The sensor in the kite will be controlled by an Arduino controller and works on battery power. The kite lines will be between 50m and 150m but later this could become longer to even 500m.
So this means:
-real-time data (as far as I could find the data output is 100HZ for most of the DOF's)
-relative long distance
my question: which wireless protocol is best be used for this and preferably with available hardware on Arduino.
It looks like rf 433 is not fast enough and has no error checking
Lora seems not to be very suitable for realtime transmitting
Wifi uses a lot of power
These MCU/radio combinations are good for a couple of km, line of sight, with 1/4 wave straight wire antennas.
These are a bit cheaper, and good for at least 500 m in the air.
The BNO055 is an absolute orientation sensor. It will not give you location.
Thanks for the fast reply.
I have no experience with these radio transceivers, found them also together with this Maduino Lora Radio (433M/868M/915M) but thought they were not able to send continuously this amount of realtime data.
Do you have any experience with them for this kind of setup, or do you know of a project using them in this way? Would be nice to see which real-time transmission rate they can get.
I am aware of the fact that the BNO055 doesn't give me a GPS location, my bad. I meant more a calculated location with the sensor data.
What "amount"? Try to make a realistic estimate of how many bytes per second you actually need to send. Then do the research to see how many bytes per second these radios are capable of transmitting. There are plenty of tests on line, for example, the RFM69HCW can transmit at around 30K bytes per second.

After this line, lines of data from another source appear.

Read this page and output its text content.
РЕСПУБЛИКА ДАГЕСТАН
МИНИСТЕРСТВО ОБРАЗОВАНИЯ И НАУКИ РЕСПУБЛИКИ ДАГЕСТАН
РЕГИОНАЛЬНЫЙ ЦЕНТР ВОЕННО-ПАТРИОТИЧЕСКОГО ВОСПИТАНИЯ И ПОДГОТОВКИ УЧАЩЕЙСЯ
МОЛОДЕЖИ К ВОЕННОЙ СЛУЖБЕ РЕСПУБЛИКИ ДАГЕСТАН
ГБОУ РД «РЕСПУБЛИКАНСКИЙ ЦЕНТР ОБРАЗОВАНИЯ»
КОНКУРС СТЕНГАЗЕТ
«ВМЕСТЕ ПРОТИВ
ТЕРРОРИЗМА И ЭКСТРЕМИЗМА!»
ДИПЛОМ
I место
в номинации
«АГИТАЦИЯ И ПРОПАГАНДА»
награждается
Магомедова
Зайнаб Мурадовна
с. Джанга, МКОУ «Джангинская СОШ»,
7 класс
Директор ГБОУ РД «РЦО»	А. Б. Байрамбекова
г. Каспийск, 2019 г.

Hint: reading the BNO055 at 100 Hz is completely unnecessary for your application.
I meant more a calculated location with the sensor data.
It is not possible to calculate location using data from consumer grade IMUs. See this explanation: Library | CH Robotics and scroll down to "Estimate Velocity and Position"

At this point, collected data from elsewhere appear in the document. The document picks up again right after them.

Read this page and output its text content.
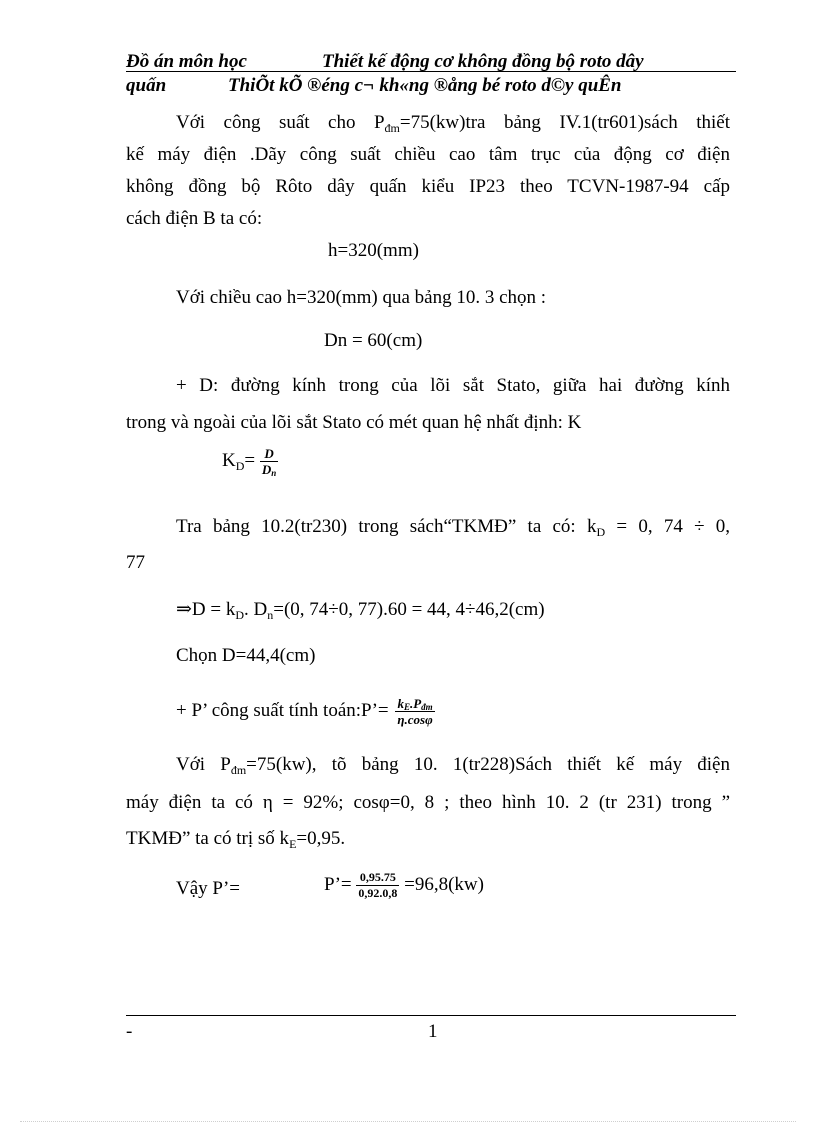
Đồ án môn học	Thiết kế động cơ không đồng bộ roto dây
quấn	ThiÕt kÕ ®éng c¬ kh«ng ®ång bé roto d©y quÊn
Với công suất cho $P_{đm}=75(kw)tra$ bảng IV.1(tr601)sách thiết
kế máy điện .Dãy công suất chiều cao tâm trục của động cơ điện
không đồng bộ Rôto dây quấn kiểu IP23 theo TCVN-1987-94 cấp
cách điện B ta có:
h=320(mm)
Với chiều cao h=320(mm) qua bảng 10. 3 chọn :
Dn = 60(cm)
+ D: đường kính trong của lõi sắt Stato, giữa hai đường kính
trong và ngoài của lõi sắt Stato có mét quan hệ nhất định: K
$K_D= \frac{D}{D_n}$
Tra bảng 10.2(tr230) trong sách“TKMĐ” ta có: $k_D = 0$, 74 ÷ 0,
77
⇒D = $k_D$. $D_n=(0$, 74÷0, 77).60 = 44, 4÷46,2(cm)
Chọn D=44,4(cm)
+ P’ công suất tính toán:P’= $\frac{k_E.P_{đm}}{\eta.\cos\varphi}$
Với $P_{đm}=75(kw)$, tõ bảng 10. 1(tr228)Sách thiết kế máy điện
máy điện ta có η = 92%; cosφ=0, 8 ; theo hình 10. 2 (tr 231) trong ”
TKMĐ” ta có trị số $k_E=0,95$.
Vậy P’=	P’= $\frac{0,95.75}{0,92.0,8} =96,8(kw)$
-	1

If the kite moves at 25 mph it moves about 12,5 meter per second. If polling at 100Hz it moves 12cm per poll. In extreme situations the kite moves about more than double even triple this speed. I am not so sure if this is 'completely' unnecessary.
Remember, your devices will be sharing frequencies and bands with hundreds of other users, so will never be allowed to transmit as often as you seem to want.
That's the reason why I am looking for a protocol that allows me to do exactly that, or I have to find another approach how to steer the kite with much less data, but still, I will need real-time data to act upon.
The only way, then is to use licensed business type equipment which will have their own local frequency. Also requires type approved equipment.
Those UHF bands are in general a very poor choice for sending large amounts of data.
Whilst there are UHF LoRa devices that are capable of circa 6,000 bytes a second, in these un-licensed bands your limited to a duty cycle of only 10% or maybe 1% air time, so you cannot shift much data really.
Far better choice is to use the 2.4Ghz radio devices, where the following data outputs are possible on a continuous basis;
SX1280 LoRa at up to 84,000 bytes second.
nRF24L01 at between 25,000 to 200,000 bytes second.
Whether the nRF24L01 will cover the distance required at the 25,000 bytes second rate, I am not sure, maybe.
The SX1280 LoRa device will cover circa 4km, ground to kite, at the 84,000 bytes second rate.
As mentioned, the IMU give no useful information on position or velocity, so this informational tidbit is irrelevant.
You may be disappointed in the performance of the BNO055 as an attitude sensor, as angular orientation errors of 5-10 degrees are commonly reported (I gave up on it years ago). Consider experimenting with one for a bit. You will find that the sensor calibration is quite poor and unstable.
Good luck with your project!
Do you know of a better one which is still affordable?
so instead of dumping all the data to the PC on the ground, calculating everything, and controlling the winches, I could also calculate everything in the sky on the kite and just send back the control commands for the winches. This would drastically minimize the amount of data to send.
but still, there is a need for an accurate location device.